What a surprise these photos are!

Yes - Jean-Michel Basquiat as a reclining nude. If these days it is no longer unusual to see an artist naked (think Marina Abramovich or even Ai Wei Wei), it is probablt because they use their bodies for their art like so many (other) entertainers. Which is why these shots are different. Taken by a former girlfriend of Basquiat and forgotten for over 30 years, they show the painter both literally and figuratively naked. The nudity here is not a costume or a means to an end. It simply reveals intimacy and carries with it a reflection of Basquiat's short life: After turning away to light a cigarette and smiling into the camera with a mix of glee and discomfort, all that remains is an inward look and a few scattered drawings. 

Sunday, 12 January 2014


Łódź is Poland's third-biggest city, and it is filled with ghosts. The ghosts of textile workers who lived in cramped tenement houses facing the factories, the ghosts of magnates who dined in rococo palaces, and the ghosts of Jews rounded up and deported.

David Lynch, Untitled, (Łódź), 2000

They are there, the ghosts, floating around side by side with the living.

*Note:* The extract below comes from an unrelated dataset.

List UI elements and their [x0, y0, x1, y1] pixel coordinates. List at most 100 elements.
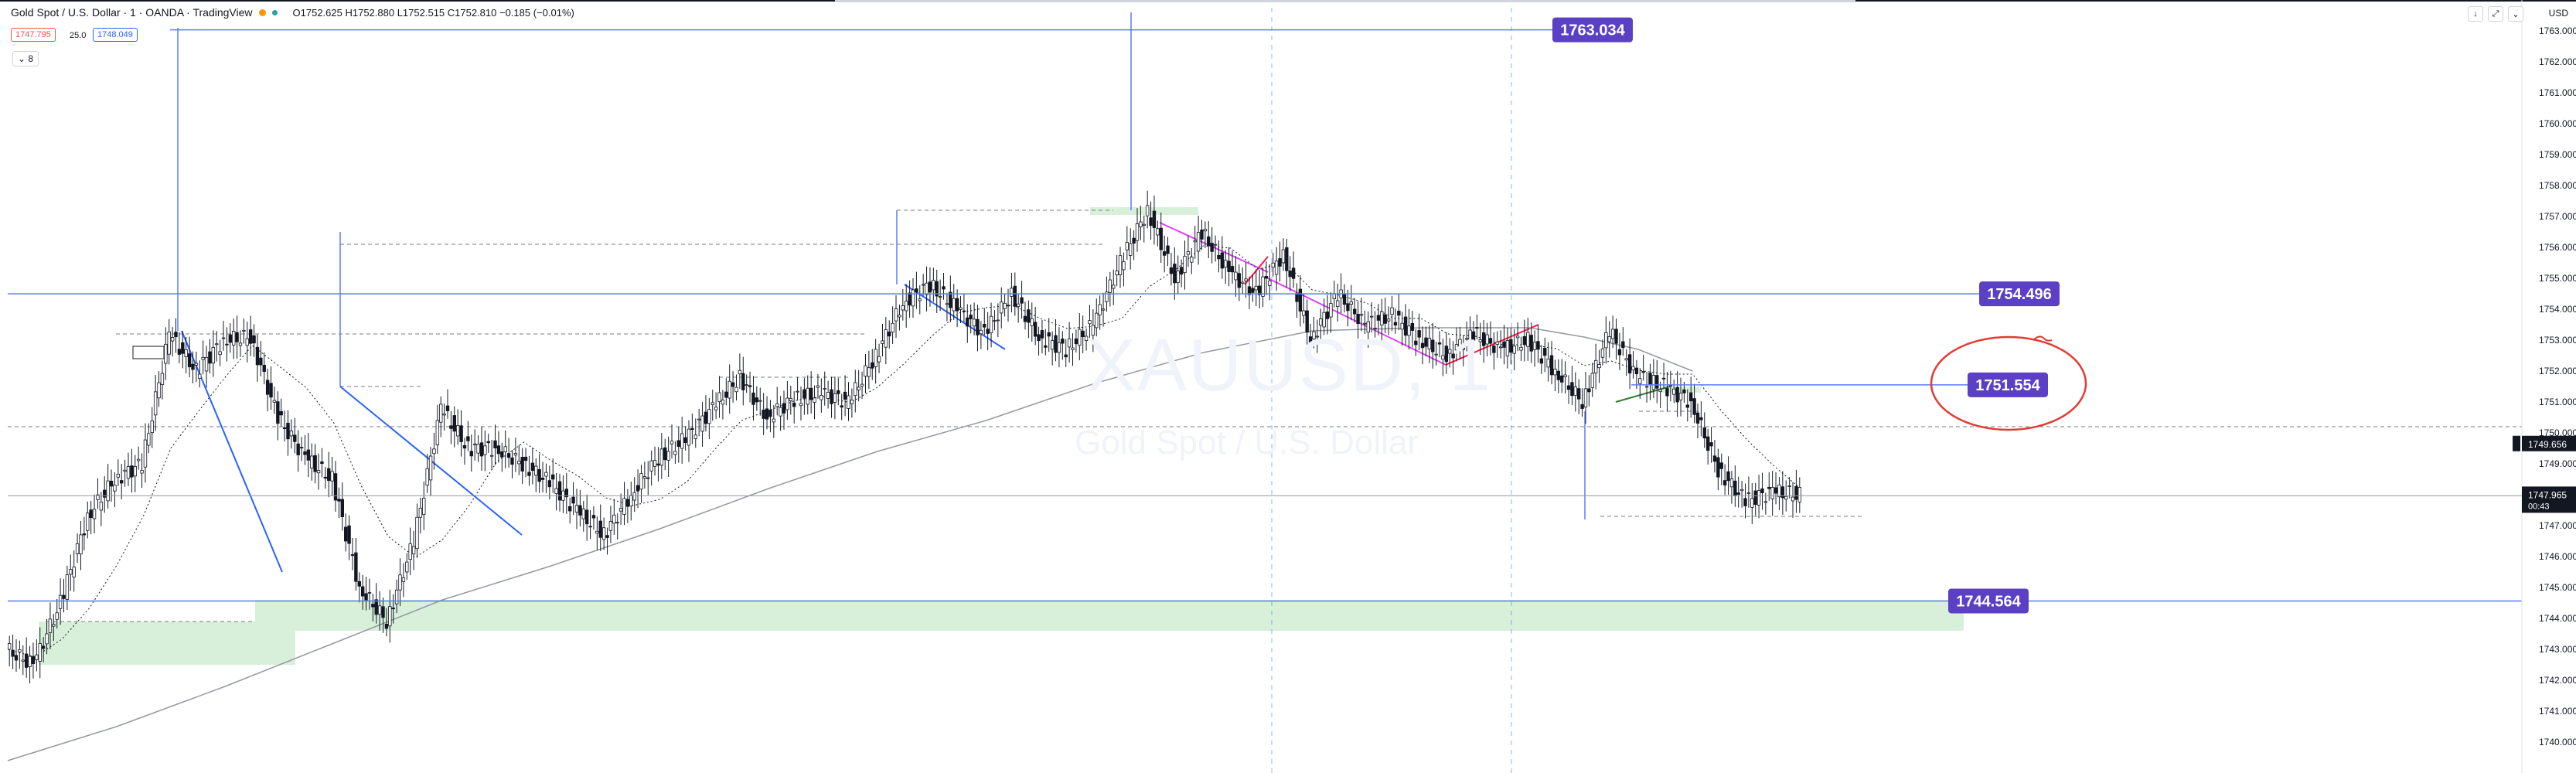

The tenement houses are still inhabited, with the same staircases and the same railings, covered by a thousand layers of fingerprints. The rococo palaces are art museums that hardly anyone visits, or restaurants that stay empty on a Friday night. And the ghetto, untouched by the war, has stayed so since: With windowless staircases, crumbling façades, and no paint left to peel. Descendants of those who moved in seven decades ago live in monuments to something they don't care to recall. 

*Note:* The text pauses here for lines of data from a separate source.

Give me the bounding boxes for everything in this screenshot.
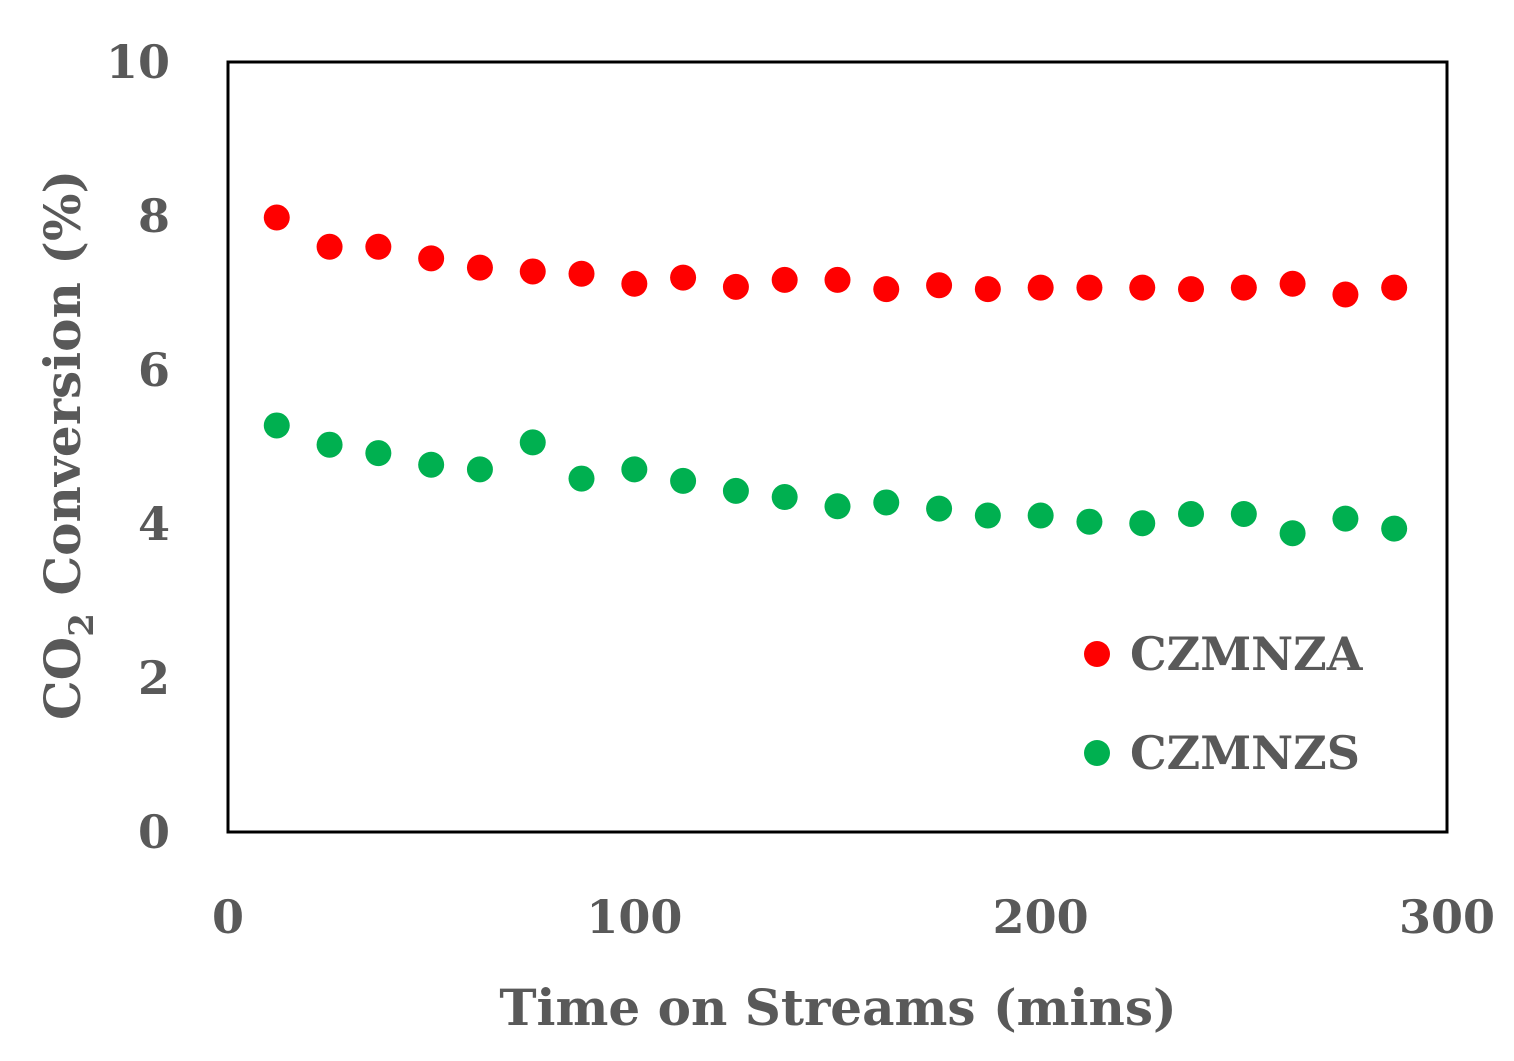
data-point-czmnzs [621,456,648,483]
data-point-czmnza [873,276,900,303]
y-tick-label: 6 [138,343,170,397]
x-tick-label: 300 [1399,890,1495,944]
data-point-czmnzs [466,456,493,483]
data-point-czmnza [1076,274,1103,301]
data-points [263,204,1408,547]
data-point-czmnza [1279,270,1306,297]
data-point-czmnzs [1332,505,1359,532]
y-tick-label: 8 [138,189,170,243]
data-point-czmnzs [670,467,697,494]
data-point-czmnzs [1027,502,1054,529]
data-point-czmnza [1129,274,1156,301]
y-axis-title-main: CO [33,637,92,720]
x-tick-label: 100 [586,890,682,944]
data-point-czmnzs [926,495,953,522]
data-point-czmnza [418,245,445,272]
data-point-czmnzs [316,431,343,458]
y-tick-label: 10 [106,35,170,89]
data-point-czmnza [519,258,546,285]
data-point-czmnzs [263,412,290,439]
data-point-czmnzs [771,484,798,511]
data-point-czmnzs [1381,515,1408,542]
legend-marker-czmnzs [1084,740,1110,766]
data-point-czmnza [568,260,595,287]
data-point-czmnzs [519,429,546,456]
data-point-czmnzs [568,465,595,492]
data-point-czmnza [771,266,798,293]
data-point-czmnza [1027,274,1054,301]
data-point-czmnzs [722,477,749,504]
data-point-czmnza [466,254,493,281]
data-point-czmnza [1381,274,1408,301]
x-axis-ticks: 0 100 200 300 [212,890,1495,944]
data-point-czmnza [670,264,697,291]
data-point-czmnza [263,204,290,231]
data-point-czmnza [1230,274,1257,301]
data-point-czmnzs [1178,500,1205,527]
y-axis-title-subscript: 2 [62,613,102,637]
data-point-czmnzs [418,451,445,478]
y-tick-label: 4 [138,497,170,551]
y-tick-label: 0 [138,805,170,859]
legend-marker-czmnza [1084,641,1110,667]
x-axis-title: Time on Streams (mins) [499,978,1176,1037]
data-point-czmnza [1332,281,1359,308]
y-tick-label: 2 [138,651,170,705]
data-point-czmnzs [824,493,851,520]
data-point-czmnza [365,233,392,260]
y-axis-title-rest: Conversion (%) [33,170,92,613]
x-tick-label: 0 [212,890,244,944]
data-point-czmnzs [365,440,392,467]
legend-label-czmnzs: CZMNZS [1130,726,1360,780]
data-point-czmnzs [1076,508,1103,535]
plot-area-frame [226,60,1449,834]
legend-label-czmnza: CZMNZA [1130,627,1364,681]
y-axis-title: CO2 Conversion (%) [33,170,102,720]
y-axis-ticks: 0 2 4 6 8 10 [106,35,170,859]
data-point-czmnzs [873,489,900,516]
data-point-czmnza [722,273,749,300]
data-point-czmnza [926,272,953,299]
data-point-czmnzs [974,502,1001,529]
data-point-czmnzs [1129,510,1156,537]
data-point-czmnza [974,276,1001,303]
x-tick-label: 200 [993,890,1089,944]
legend: CZMNZA CZMNZS [1084,627,1364,780]
data-point-czmnza [621,270,648,297]
data-point-czmnza [316,233,343,260]
data-point-czmnzs [1279,520,1306,547]
data-point-czmnzs [1230,500,1257,527]
data-point-czmnza [824,266,851,293]
data-point-czmnza [1178,276,1205,303]
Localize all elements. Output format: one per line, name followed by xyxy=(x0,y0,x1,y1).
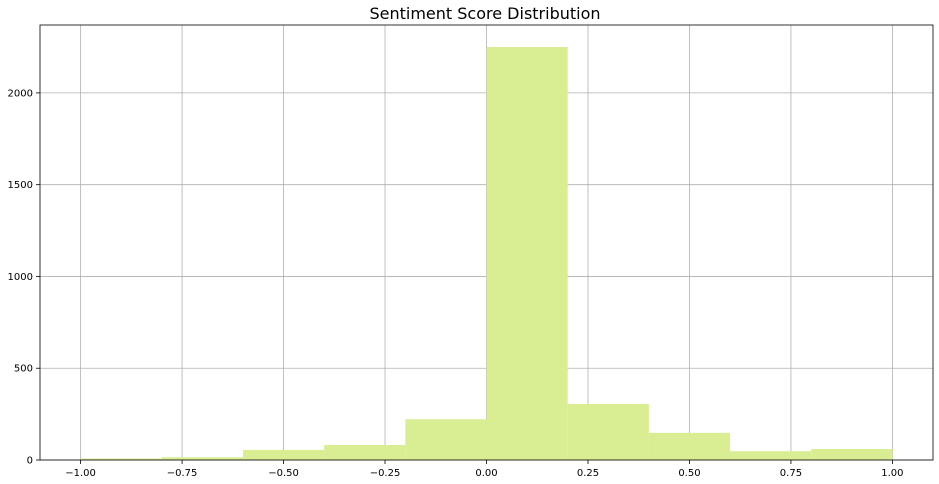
y-tick-label: 0 xyxy=(27,456,33,467)
histogram-bar xyxy=(567,404,649,460)
histogram-bar xyxy=(486,47,568,460)
y-tick-label: 1500 xyxy=(8,180,33,191)
histogram-bar xyxy=(405,419,487,460)
histogram-bar xyxy=(324,444,406,460)
y-axis: 0 500 1000 1500 2000 xyxy=(8,88,40,467)
x-tick-label: −0.25 xyxy=(370,468,401,479)
histogram-bar xyxy=(161,457,243,460)
x-tick-label: 0.75 xyxy=(780,468,802,479)
x-tick-label: −0.75 xyxy=(167,468,198,479)
bars-layer xyxy=(80,47,893,460)
y-tick-label: 500 xyxy=(14,364,33,375)
histogram-bar xyxy=(80,458,162,460)
x-tick-label: 0.00 xyxy=(475,468,497,479)
x-tick-label: 0.25 xyxy=(577,468,599,479)
y-tick-label: 2000 xyxy=(8,88,33,99)
histogram-bar xyxy=(648,432,731,460)
x-tick-label: −0.50 xyxy=(268,468,299,479)
y-tick-label: 1000 xyxy=(8,272,33,283)
histogram-bar xyxy=(811,448,893,460)
x-tick-label: −1.00 xyxy=(65,468,96,479)
x-axis: −1.00 −0.75 −0.50 −0.25 0.00 0.25 0.50 0.75 1.00 xyxy=(65,460,904,479)
chart-title: Sentiment Score Distribution xyxy=(369,4,600,23)
x-tick-label: 0.50 xyxy=(678,468,700,479)
histogram-bar xyxy=(730,451,812,460)
x-tick-label: 1.00 xyxy=(881,468,903,479)
histogram-bar xyxy=(242,449,325,460)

David Lynch, Untitled, (Łódź), 2000

So why visit? Because everywhere else, the traces of the past have been made to look pretty. Everywhere else, the ghosts have been chased away and reconstructed behind glass. Not in Łódź. 

Sunday, 5 January 2014

Killing Clichés

Although it is Behind the Candelabra which dominated the headlines this year, winning eleven Emmies and showing Michael Douglas as the camp and closeted (& Polish) Władziu Liberace, 2013 was actually a great year for boxing down queer stereotypes on film (especially in Poland).

Here my favourite features of last year that starred gay characters and refused to be 'gay films'.

1. Tom At the Farm

Xavier Dolan's fourth feature film lies somewhere between tragedy, comedy and psychological thriller. Sexual tension sizzles between characters dead and alive, and repression becomes a sign of madness. There is so much more to come from this 24-year-old, I cannot wait.

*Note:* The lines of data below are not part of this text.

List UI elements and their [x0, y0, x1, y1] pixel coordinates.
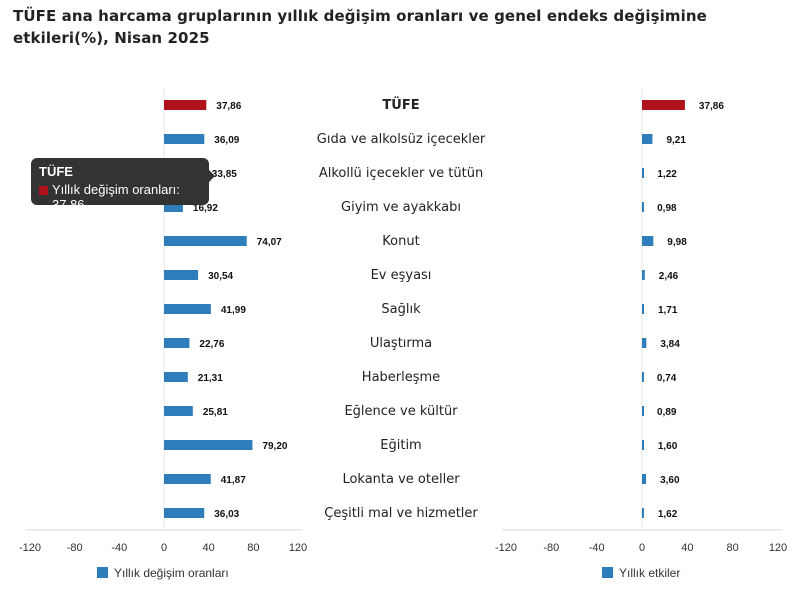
- legend-label: Yıllık etkiler: [619, 566, 680, 580]
- data-label: 37,86: [699, 101, 724, 112]
- bar: [164, 508, 205, 518]
- bar: [164, 202, 183, 212]
- bar: [164, 372, 188, 382]
- data-label: 2,46: [659, 271, 679, 282]
- bar: [164, 100, 207, 110]
- tooltip-text: Yıllık değişim oranları: 37.86: [52, 182, 180, 212]
- tooltip-header: TÜFE: [39, 164, 73, 179]
- bar: [642, 440, 644, 450]
- x-tick-label: 40: [203, 542, 215, 554]
- x-tick-label: -80: [543, 542, 559, 554]
- tooltip-arrow: [209, 170, 215, 182]
- bar: [642, 134, 653, 144]
- data-label: 36,09: [214, 135, 239, 146]
- category-label: Lokanta ve oteller: [342, 472, 460, 487]
- x-tick-label: -120: [495, 542, 517, 554]
- bar: [642, 168, 644, 178]
- data-label: 1,62: [658, 509, 678, 520]
- category-label: Eğlence ve kültür: [344, 404, 458, 419]
- data-label: 0,74: [657, 373, 677, 384]
- bar: [164, 134, 205, 144]
- category-label: Çeşitli mal ve hizmetler: [324, 506, 478, 521]
- data-label: 16,92: [193, 203, 218, 214]
- x-tick-label: 120: [289, 542, 307, 554]
- data-label: 3,60: [660, 475, 680, 486]
- data-label: 36,03: [214, 509, 239, 520]
- x-tick-label: -120: [19, 542, 41, 554]
- bar: [642, 406, 644, 416]
- bar: [164, 440, 253, 450]
- bar: [642, 270, 645, 280]
- category-label: Ulaştırma: [370, 336, 432, 351]
- x-tick-label: 80: [247, 542, 259, 554]
- category-label: Giyim ve ayakkabı: [341, 200, 461, 215]
- tooltip: TÜFE Yıllık değişim oranları: 37.86: [31, 158, 215, 212]
- data-label: 3,84: [660, 339, 680, 350]
- bar: [642, 236, 654, 246]
- data-label: 0,89: [657, 407, 677, 418]
- data-label: 33,85: [212, 169, 237, 180]
- bar: [164, 236, 247, 246]
- data-label: 0,98: [657, 203, 677, 214]
- data-label: 1,60: [658, 441, 678, 452]
- data-label: 30,54: [208, 271, 233, 282]
- data-label: 1,71: [658, 305, 678, 316]
- bar: [642, 474, 647, 484]
- tooltip-swatch: [39, 186, 48, 195]
- bar: [642, 508, 644, 518]
- bar: [164, 474, 211, 484]
- data-label: 9,21: [666, 135, 686, 146]
- bar: [164, 338, 190, 348]
- x-tick-label: 40: [681, 542, 693, 554]
- category-label: Alkollü içecekler ve tütün: [319, 166, 483, 181]
- category-label: Eğitim: [380, 438, 421, 453]
- bar: [642, 100, 685, 110]
- chart-title: TÜFE ana harcama gruplarının yıllık deği…: [13, 7, 707, 47]
- x-tick-label: 80: [727, 542, 739, 554]
- category-label: Sağlık: [381, 302, 421, 317]
- x-tick-label: -40: [111, 542, 127, 554]
- bar: [164, 270, 199, 280]
- category-label: Ev eşyası: [371, 268, 432, 283]
- data-label: 41,99: [221, 305, 246, 316]
- data-label: 1,22: [657, 169, 677, 180]
- bar: [642, 202, 644, 212]
- data-label: 79,20: [262, 441, 287, 452]
- bar: [642, 372, 644, 382]
- category-label: Konut: [382, 234, 419, 249]
- data-label: 41,87: [221, 475, 246, 486]
- data-label: 74,07: [257, 237, 282, 248]
- x-tick-label: -80: [67, 542, 83, 554]
- x-tick-label: 0: [161, 542, 167, 554]
- legend-swatch: [97, 567, 108, 578]
- category-label: Gıda ve alkolsüz içecekler: [317, 132, 486, 147]
- x-tick-label: 120: [769, 542, 787, 554]
- legend-label: Yıllık değişim oranları: [114, 566, 229, 580]
- bar: [164, 304, 211, 314]
- data-label: 22,76: [199, 339, 224, 350]
- x-tick-label: -40: [589, 542, 605, 554]
- bar: [642, 338, 647, 348]
- data-label: 25,81: [203, 407, 228, 418]
- bar: [164, 406, 193, 416]
- legend-swatch: [602, 567, 613, 578]
- category-label: TÜFE: [382, 97, 419, 113]
- x-tick-label: 0: [639, 542, 645, 554]
- bar: [642, 304, 644, 314]
- data-label: 9,98: [667, 237, 687, 248]
- data-label: 37,86: [216, 101, 241, 112]
- data-label: 21,31: [198, 373, 223, 384]
- category-label: Haberleşme: [362, 370, 440, 385]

Tom at the Farm (2013), trailer

2. Floating Skyscrapers

"The most courageous film of the year" said the poster for this film, and it might be right: You don't see full-frontal gay sex in arch-catholic Poland every day. And yet the film isn't set on  provocation per se, but on exploring the fear to become oneself. Which ends up being much more shocking than naked bodies.

Płynące wieżowce (Floating Skyscrapers), 2013, official trailer

Floating Skyscrapers - English teaser

3. In The Name Of...

For being incredibly shot and shedding light on a Church taboo. Szumowska's film is not about paedophilia, nor about abuse, but about a priest who happens to be a homo. Powerful, beautiful, and necessary.

In the Name Of (2013), English trailer

4. My Brother the Devil

Alright, not strictly 2013, but I only discovered this gem a couple of weeks ago. Take an East London housing estate, second-generation immigrants, drugs, violence, and forbidden attractions: the right ingredients to fall into a cliché trap. And yet this film manages to dodge them all and create something entirely new and surprisingly empowering. A must-watch.